The simplest case of the Wright-Fisher diffusion models the proportions (X_1,...,X_k) of genes (in an infinite-population limit) of each of k allelic types when the underlying mutation rates (type i to type j) are constant in i and j. It is a diffusion on the simplex

$\Delta = \{x = (x_1,..., x_k) : x_i \geq 0, \sum_i x_i = 1\}$

whose drift is toward the center point x_* of the simplex

• \mu(x) = x_* - x,
and with a certain variance rate \sigma^2(x). This diffusion has a stationary distribution in the interior of the simplex, and sample paths never hit the boundary of the simplex.

Mathematically it makes sense to consider the diffusion on the simplex with the same variance rate but with the sign of the drift changed.

• \mu(x) = - (x_* - x),
This process will hit the boundary, at which time we stop the process. Such a process has no obvious interpretation as a genetic model, but arises in the following setting.

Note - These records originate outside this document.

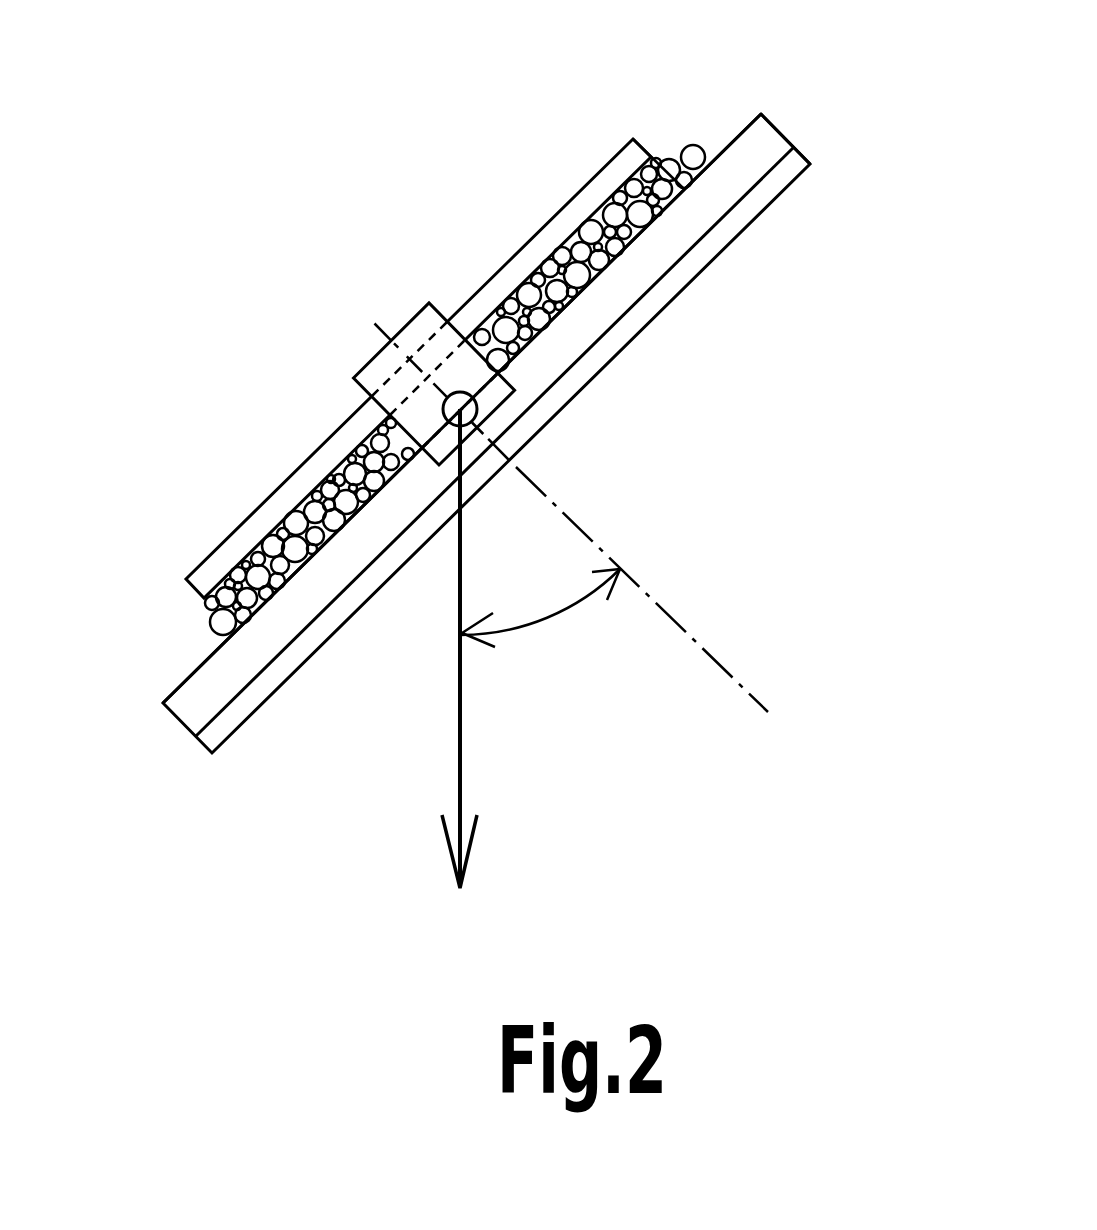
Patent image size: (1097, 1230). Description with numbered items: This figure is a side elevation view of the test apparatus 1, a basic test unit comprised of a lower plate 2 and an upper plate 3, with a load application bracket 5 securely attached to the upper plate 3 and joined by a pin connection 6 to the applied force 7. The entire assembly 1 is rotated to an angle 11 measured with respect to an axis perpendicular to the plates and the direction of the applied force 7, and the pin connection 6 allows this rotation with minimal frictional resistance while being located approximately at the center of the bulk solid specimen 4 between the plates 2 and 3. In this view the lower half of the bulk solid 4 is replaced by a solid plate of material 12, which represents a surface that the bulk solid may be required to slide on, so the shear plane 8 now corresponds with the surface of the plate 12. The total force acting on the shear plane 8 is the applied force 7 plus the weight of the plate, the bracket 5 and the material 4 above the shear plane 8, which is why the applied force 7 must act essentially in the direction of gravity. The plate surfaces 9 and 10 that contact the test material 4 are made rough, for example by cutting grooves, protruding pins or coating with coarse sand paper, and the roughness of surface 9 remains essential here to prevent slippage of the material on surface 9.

The test unit 1 is at (778, 393).
The lower plate 2 is at (392, 557).
The upper plate 3 is at (300, 482).
The bulk solid specimen 4 is at (670, 157).
The load application bracket 5 is at (422, 330).
The pin connection 6 is at (460, 409).
The applied force 7 is at (459, 689).
The shear plane 8 is at (207, 655).
The surface of upper plate 9 is at (580, 230).
The surface of lower plate 10 is at (553, 383).
The angle 11 is at (614, 589).
The solid plate of material 12 is at (755, 152).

Consider the space of all cladograms (phylogenetic trees) on n species. This paper and this paper study the Markov chain on this space defined by

• pick a leaf at random and re-attach to a random edge.
We want to consider the $n \to \infty$ limit as a diffusion process on some space of continuum trees, in the spirit of other models in this paper. Consider some initial cladogram, and consider some branchpoint in the cladogram. The branchpoint specifies a partition of leaves into three sets, of relative sizes (X_1,X_2,X_3). As the chain runs, these proportions change as a certain Markov chain, until the branchpoint disappears. With approporiate time-rescaling, the $n \to \infty$ limit is the diffusion process above.

More interestingly, take $b$ initial branchpoints. These partition the leaves into $2b+1$ sets, of which $b+2$ are "extrernal" to the spanning tree of the branchpoints, and $b-1$ are internal (associated with edges of the spanning tree). So there is a chain giving the proportionate sizes (X_1,...,X_{b+2}; Y_1,...,Y_{b-1}) of these leaf-sets, which we can run until some branchpoint disappears. Its $n \to \infty$ time-rescled limit is a multidimensional diffusion process generalizing the one above, now with drift $x_i - 1/3$ for the "external" sets and drift $y_j + 1/3$ for the "internal" sets, run until hitting some boundary face of the simplex.

It's now intuitively clear that these diffusion processes are recording certain aspects of an underlying "diffusion on continuum trees". Up to technicalities, the result of this paper implies the limit has positive spectal gap.

PROBLEM. Give a rigorous construction of this "diffusion on continuum trees".

PROBLEM. Can one do any explicit calculations with this process?

Update (March 2010). In Wright-Fisher model with negative mutation rates Soumik Pal has given a detailed description of the multidimensional diffusion described above.

History. Problem described in a talk at the Fields Institute, March 1999.